IMF staff and management are accountable to the IMF’s managing director, currently Rodrigo de Rato, who is appointed by and accountable to the executive board. By ‘gentleman’s agreement’, the managing director is chosen by the IMF’s European members, whilst the first deputy managing director, currently Anne Krueger, by the US government.
Board of governors
The IMF’s supreme decision-making body, consisting of one governor and one alternate governor from each of the IMF’s 184 member countries. The governor is appointed by the member country and is usually the minister of finance or the governor of the central bank. In practice the board of governors delegates day-to-day oversight to the executive board but retains responsibility for major decisions concerning the institution itself, such as changes to the Fund’s structure, and accepting new members. The board of governors normally meets twice a year at the IMF-World Bank spring and annual meetings.
International monetary and financial committee
A committee of the board of governors. Membership is based on the same constituency system as the executive board (see below), and is made up of 24 members from the board of governors. The IMFC normally meets twice a year, to set the agenda for the spring and annual meetings of the IMF. Other responsibilities of the committee include providing guidance to the executive board, supported by the IMF’s professional staff.

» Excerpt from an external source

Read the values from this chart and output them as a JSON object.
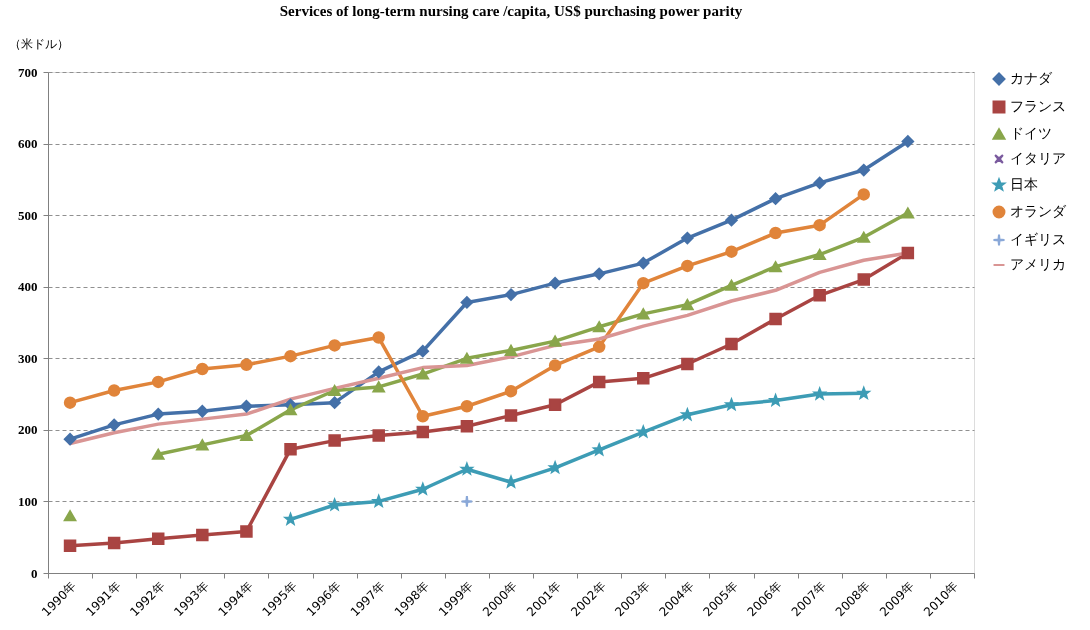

Carries out the day-to-day work of the IMF at its headquarters in Washington, D.C. It is chaired by the managing director of the IMF, who is assisted by three deputy managing directors. The board consists of 24 executive directors (EDs), who are appointed or elected by member countries or by groups of countries (see below). Some EDs are elected on a bi-annual basis and others are chosen amongst their constituents. The board usually meets for three days per week. In 2003 it spent 55 per cent of its time on country member matters e.g article IV consultations and reviews and approvals of IMF financing arrangements; and 19 per cent of its time on global and regional surveillance and general policy issues, including the world economic outlook, strengthening the international financial system, the debt situation, and issues related to IMF lending facilities and programme design).
At the board level most countries are grouped into constituencies, with the exception of the five largest shareholders of the IMF- US, Japan, Germany, France and the UK who have one chair each. Russia, Saudi Arabia and China are currently single country constituencies. In some constituencies the appointment of the executive director (ED) is rotated amongst the country members and in others the country with the largest number of votes appoints the ED.
Presently, member votes and representation are skewed in favour of creditor nations. Any new formula for calculating voting weights can only be considered during periodic reviews of the ‘quotas’ assigned to each country. According to the Fund’s articles of agreement general quota reviews happen every five years. The twelth and latest such general review was concluded at the end of January 2003 with no proposal to increase quotas.
Ten of the available 24 board seats are currently occupied by developing countries, who collectively hold 26 per cent of the voting share. The number of developing country board seats rises to eleven when the constituency currently headed by Spain is chaired by Mexico or Venezuela. Eight constituencies contain both debtor and creditor members, in seven of which the majority of voting power resides with creditors. For developing countries to be able to carry a decision in their favour they must build alliances with creditor members. There are currently 45 Sub-Saharan African member countries in the IMF, who hold a combined voting share of 4.4 per cent.
Decision-making at the board
The board makes decisions by consensus. Optimally this comprises a unanimous decision by all EDs. However, often there are important differences of view among the membership, for example between debtor and creditor interest. The IMF’s rules and regulations prescribe that “the chair shall ordinarily ascertain the sense of the meeting, in lieu of a formal vote”, effectively seeking to obtain the broadest spectrum of support in terms of numbers of EDs and voting share, provided that if put to a vote there would be the needed majority (depending on the decision being made, a majority of 51%, 66% or 85% is required). The chair urges the board to consider matters at least until a broad majority has emerged on the issue under discussion. Where no consensus can be reached a simple majority of the voting power can quickly be achieved by a collective agreement among the G-7 chairs and a few other directors.
EDs representing more than one country can not split their votes, or cast separate votes for each of the members they represent and must cast a single block vote for each of the member countries that they represent. Differing views of the members can however be noted in writing. EDs rarely object- abstention is the strongest form of protest.
Since 1999 the introduction of chairman’s summaries and public information notices summarising board discussions on country programmes, surveillance report and broad policy issue papers have been made public. Board minutes- which record all interventions by Executive Directors, management and staff- are released to the public after 10 years.
These include: Committee on administrative policies; Committee on the budget; Committee on liaison with the World Trade Organisation; and Committee on the annual report. The IMF does not make available information on the members, workplan or meeting minutes of the standing committees. With a few exceptions they are not decision making bodies, but rather serve in an advisory capacity and prepare decisions to be taken by the executive board. Most committees have a membership of eight and their attendance is open to the whole board.